Treatments for Canine Cancer
According to The Veterinary Cancer Society, cancer is the leading cause of death in 47% of dogs, and is more common dogs above age ten. Like cancer in humans, cancer in pets can be found in the bones, skin, head, breast, neck, testicles, abdomen and lymph system, and will likely spread throughout the body’s organs in a similar manner to human cancer. Among dogs, lymphoma and mammary gland cancer are most common, and an estimated 6 million dogs will be diagnosed with cancer each year. However, there are many treatment options that pet owners can take in response to a cancer diagnosis in their dogs, and more than 60% of canine cancer cases will likely be cured.
Surgery is a common option for cancers found in early stages. The majority of the cancers in dogs can be surgically removed, including many types of breast cancer, mast cell tumors, soft tissue sarcomas, and skin tumors. However, if the cancer has advanced to spread to a lymph node, surgery will not be able to eliminate all cancerous areas.
Radiation therapy is a localized process often used for tumors that are not surgically removable, most likely due to a close proximity to vital organs such as the heart or brain. Radiation therapy is typically administered once a day, 16 to 20 times. There is no direct pain from the treatment, though a dog receiving the treatment may become lethargic due to repeated use of anesthesia.
Chemotherapy for dogs comes in many forms of implementation: oral, intravenous, topical, subcutaneous, intramuscular, intratumoral, and intracavitary. In any of these forms, drugs are administered to kill remaining cancer cells after removing a tumor in surgery (adjuvant), shrink an existing tumor prior to surgery(neoadjuvant), or quicken remission for specific blood-borne cancers (induction). The majority of canines who have received chemotherapy do not experience serious side effects. However, temporary diarrhea, vomiting, and loss of appetite may occur. Unlike humans, dogs will not lose their fur, though some may experience thinning hair. There is a less than 5% chance that there will be a serious side effect requiring hospitalization or a trip to the veterinarian. Chemotherapy may result in a lowering of red and white blood cell counts and immunocompromisation.

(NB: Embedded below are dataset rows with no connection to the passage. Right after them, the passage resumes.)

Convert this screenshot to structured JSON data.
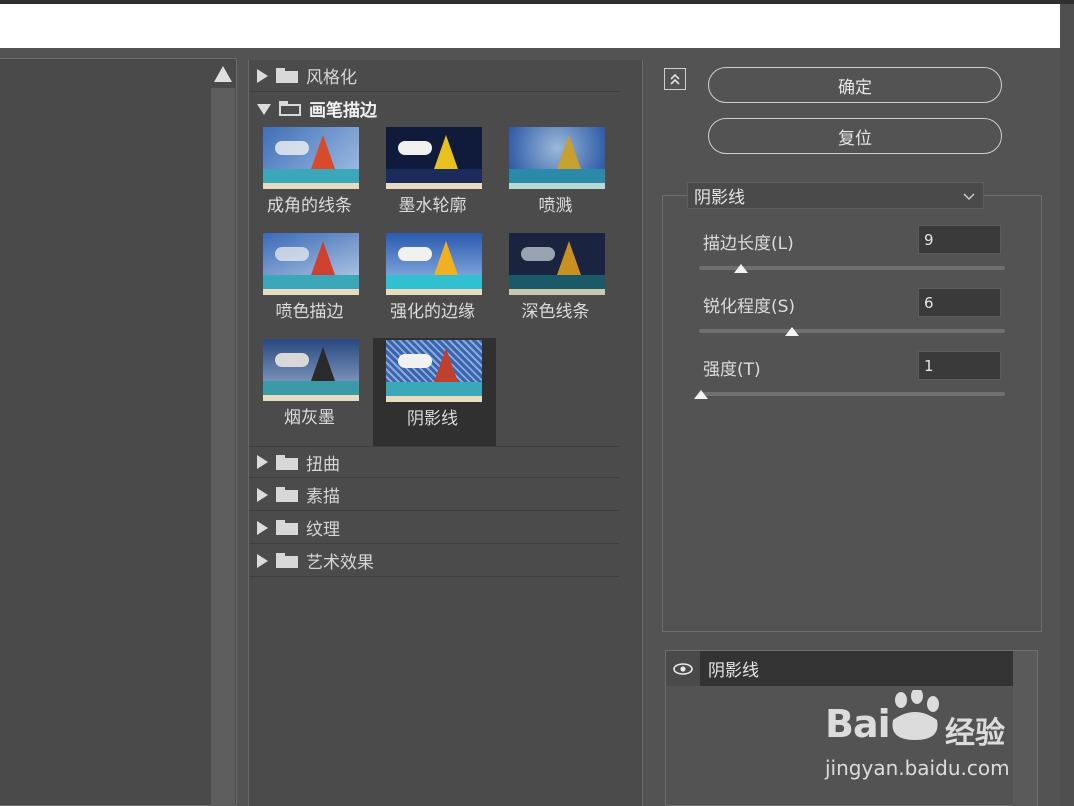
{
  "filter_categories_top": [
    {
      "label": "风格化",
      "expanded": false
    },
    {
      "label": "画笔描边",
      "expanded": true
    }
  ],
  "thumbnails": [
    {
      "label": "成角的线条",
      "selected": false
    },
    {
      "label": "墨水轮廓",
      "selected": false
    },
    {
      "label": "喷溅",
      "selected": false
    },
    {
      "label": "喷色描边",
      "selected": false
    },
    {
      "label": "强化的边缘",
      "selected": false
    },
    {
      "label": "深色线条",
      "selected": false
    },
    {
      "label": "烟灰墨",
      "selected": false
    },
    {
      "label": "阴影线",
      "selected": true
    }
  ],
  "filter_categories_bottom": [
    {
      "label": "扭曲"
    },
    {
      "label": "素描"
    },
    {
      "label": "纹理"
    },
    {
      "label": "艺术效果"
    }
  ],
  "buttons": {
    "ok": "确定",
    "reset": "复位"
  },
  "settings": {
    "selected_filter": "阴影线",
    "params": [
      {
        "label": "描边长度(L)",
        "value": "9",
        "slider_fraction": 0.14
      },
      {
        "label": "锐化程度(S)",
        "value": "6",
        "slider_fraction": 0.3
      },
      {
        "label": "强度(T)",
        "value": "1",
        "slider_fraction": 0.0
      }
    ]
  },
  "layers": [
    {
      "name": "阴影线",
      "visible": true
    }
  ],
  "watermark": {
    "brand": "Bai",
    "brand_cn": "经验",
    "url": "jingyan.baidu.com"
  },
  "icons": {
    "collapse": "double-chevron-up-icon",
    "eye": "eye-icon",
    "folder": "folder-icon",
    "dropdown": "chevron-down-icon",
    "scroll_up": "triangle-up-icon"
  }
}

While natural remedies may not eliminate cancer completely, they may reduce risk of cancer, improve the condition of a dog with cancer, or help another be more effective. Homeopathy coupled with nutrition may be effective for certain dogs. Homeopathy does not fight against cancer, but rather works with natural healing mechanisms, such as Neoplasene, created from bloodroot extract, and Essiac, an herbal formula, to “rebalance the life energy so the tumor is no longer needed or supported.” Immune support remedies such as essential oils, Chinese herbals, herbal constituents, cancer-fighting mushrooms, and caustic herbal products may also be used. In Dr. Arthur Grimmer’s studies, over a four year period, 175 of 225 canines with cancer survived, treated only with homeopathy and nutrition. Nutrition is especially important to whole-body health; processed kibble can be damaging, whereas whole and human grade foods with fresh meat and vegetables have less mycotoxins that are carcinogenic.
Many treatments are carried out together to help eliminate any traces of cancer. In any case, choose a treatment that considers your veterinarian’s medical advice as well as your dog’s type of cancer.